1.) Site selling questionable software
2.) Same site as on No.1
3.) link collection made for adsense
4.) link collection made for adsense and adbrite
5.) link collection made for adsense
6.) Latest Mozilla browser always crashes
7.) site does not show up
8.) link collection made for adsense
9.) link collection made for adsense
10.) link collection made for adsense
That is what people find when searching for a free popular media service with global relevance.
10 - 20 offers 2 real services that people are looking for and most of these links collections violate G's webmaster rules extensively.
| 5:35 pm on Apr 25, 2007 (gmt 0)|
Geez, who seaches for the keyword "free" only? Thats a very vague keyword. Go look at the stats for that keyword on google trends:
It sure is not searched in the US that often at all.
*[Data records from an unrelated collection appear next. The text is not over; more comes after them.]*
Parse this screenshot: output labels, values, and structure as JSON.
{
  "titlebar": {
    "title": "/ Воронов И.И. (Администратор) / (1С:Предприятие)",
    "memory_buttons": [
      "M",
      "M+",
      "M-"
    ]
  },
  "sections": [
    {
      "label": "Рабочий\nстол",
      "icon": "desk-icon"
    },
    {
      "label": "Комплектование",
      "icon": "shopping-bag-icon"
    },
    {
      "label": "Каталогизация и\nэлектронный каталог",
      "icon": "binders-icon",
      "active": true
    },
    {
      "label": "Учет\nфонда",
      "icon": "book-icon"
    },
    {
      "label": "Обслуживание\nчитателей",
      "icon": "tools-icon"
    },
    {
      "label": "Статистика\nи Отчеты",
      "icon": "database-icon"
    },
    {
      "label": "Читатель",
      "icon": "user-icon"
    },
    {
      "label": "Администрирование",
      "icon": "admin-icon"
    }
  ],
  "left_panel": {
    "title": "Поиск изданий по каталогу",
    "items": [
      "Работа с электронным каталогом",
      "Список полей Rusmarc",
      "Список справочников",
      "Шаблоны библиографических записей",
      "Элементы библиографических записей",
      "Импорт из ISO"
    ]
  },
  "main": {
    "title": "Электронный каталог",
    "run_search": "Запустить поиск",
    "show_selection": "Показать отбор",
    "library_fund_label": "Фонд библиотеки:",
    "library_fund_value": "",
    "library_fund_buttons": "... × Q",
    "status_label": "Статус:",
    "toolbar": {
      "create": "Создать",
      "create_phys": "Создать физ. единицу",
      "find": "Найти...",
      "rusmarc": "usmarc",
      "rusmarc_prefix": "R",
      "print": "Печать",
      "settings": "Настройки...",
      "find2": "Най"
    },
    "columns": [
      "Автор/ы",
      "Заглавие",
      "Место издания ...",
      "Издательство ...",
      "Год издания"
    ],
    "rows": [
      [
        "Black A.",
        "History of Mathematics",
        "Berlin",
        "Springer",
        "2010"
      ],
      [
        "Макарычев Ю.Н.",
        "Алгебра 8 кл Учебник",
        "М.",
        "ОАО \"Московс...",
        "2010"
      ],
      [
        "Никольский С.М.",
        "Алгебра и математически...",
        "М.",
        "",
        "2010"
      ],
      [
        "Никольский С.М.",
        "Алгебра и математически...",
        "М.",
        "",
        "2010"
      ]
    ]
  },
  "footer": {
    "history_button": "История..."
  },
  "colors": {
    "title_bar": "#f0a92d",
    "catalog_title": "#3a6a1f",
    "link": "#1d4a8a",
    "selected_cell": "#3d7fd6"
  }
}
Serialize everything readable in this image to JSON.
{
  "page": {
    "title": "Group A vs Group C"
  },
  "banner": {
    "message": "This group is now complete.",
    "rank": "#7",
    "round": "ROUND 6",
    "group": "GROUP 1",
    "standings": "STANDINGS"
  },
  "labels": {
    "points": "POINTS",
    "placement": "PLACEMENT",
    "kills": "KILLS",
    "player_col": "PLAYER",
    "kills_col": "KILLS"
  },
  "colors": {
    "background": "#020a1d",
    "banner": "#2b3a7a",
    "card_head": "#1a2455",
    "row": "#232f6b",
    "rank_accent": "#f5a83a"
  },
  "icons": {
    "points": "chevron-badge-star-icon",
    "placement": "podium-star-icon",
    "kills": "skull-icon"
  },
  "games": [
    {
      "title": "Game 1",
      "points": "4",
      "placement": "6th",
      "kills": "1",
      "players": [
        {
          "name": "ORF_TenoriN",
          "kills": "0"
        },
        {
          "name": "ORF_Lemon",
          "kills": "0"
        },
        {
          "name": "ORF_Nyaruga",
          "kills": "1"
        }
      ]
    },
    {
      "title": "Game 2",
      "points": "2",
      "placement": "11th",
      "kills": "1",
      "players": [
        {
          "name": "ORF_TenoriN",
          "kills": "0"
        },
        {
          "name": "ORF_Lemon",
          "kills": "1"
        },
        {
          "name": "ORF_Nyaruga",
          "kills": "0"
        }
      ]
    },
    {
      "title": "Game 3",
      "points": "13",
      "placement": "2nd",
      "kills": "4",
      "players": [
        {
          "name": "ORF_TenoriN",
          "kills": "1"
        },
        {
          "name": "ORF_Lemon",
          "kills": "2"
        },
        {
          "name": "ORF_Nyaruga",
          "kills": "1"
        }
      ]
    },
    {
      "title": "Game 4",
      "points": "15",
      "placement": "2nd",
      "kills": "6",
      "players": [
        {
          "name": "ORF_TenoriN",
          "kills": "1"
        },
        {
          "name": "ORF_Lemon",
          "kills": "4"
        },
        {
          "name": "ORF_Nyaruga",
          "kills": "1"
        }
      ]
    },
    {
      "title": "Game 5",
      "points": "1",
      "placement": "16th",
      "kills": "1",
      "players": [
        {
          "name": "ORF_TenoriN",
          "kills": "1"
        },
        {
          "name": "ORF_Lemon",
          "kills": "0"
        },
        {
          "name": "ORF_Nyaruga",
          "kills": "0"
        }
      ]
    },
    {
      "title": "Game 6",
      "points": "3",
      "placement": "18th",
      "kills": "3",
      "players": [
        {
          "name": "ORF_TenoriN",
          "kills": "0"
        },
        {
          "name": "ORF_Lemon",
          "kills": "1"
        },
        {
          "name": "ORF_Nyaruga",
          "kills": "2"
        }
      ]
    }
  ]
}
| 6:02 pm on Apr 25, 2007 (gmt 0)|
I'm new to search engine promotion and got asked by a friend why his site had not yet been indexed 2 weeks after submitting for inclusion. After looking at the site < domain name removed > and seeing it was totally flash with no inbound links, I thought googlebot may be struggling to find and index it. Is this the case? How long does it generally take to get indexed? Or is googlebot just having a slow crawling month?
Thanks in advance,
<Sorry, no specifics.
See Forum Charter [webmasterworld.com]>
[edited by: tedster at 7:16 pm (utc) on April 25, 2007]
| 6:23 pm on Apr 25, 2007 (gmt 0)|
pls read with care term INCLUDES "free ... " certainly there is more :-))
| 6:32 pm on Apr 25, 2007 (gmt 0)|
My website is in and out of the SERPS like many others here. It is currently out from about a week ago. However, when I search using uppercase it is back in 5th position. Whats this all about? The number of results is exactly the same as the lowercase search too, 40+ million, the only difference being that my site is missing from the lowercase search.
| 7:16 pm on Apr 25, 2007 (gmt 0)|
It is against the rules here to post your website.
Having said that, search engines do not read flash, so there is nothing to index.
Back to Watching,
| 7:28 pm on Apr 25, 2007 (gmt 0)|
|search engines do not read flash |
I'm sure Google reads flash, though not sure how well it reads it. Apparently not to well. Always best to have some html outside the flash object unless of course its a gallery or game, whatever.
Thats a common trip-up, i think a lot of webmasters have walked into it when flash sites became popular.
[edited by: walrus at 7:33 pm (utc) on April 25, 2007]
| 7:32 pm on Apr 25, 2007 (gmt 0)|
Reading a Flash file and trusting its content for ranking purposes are two different things. There are so many ways to create deceptive content in a Flash file, that I doubt we'll see much on this front for quite a while. Certainly not in the April SERP changes, and probably not in May either.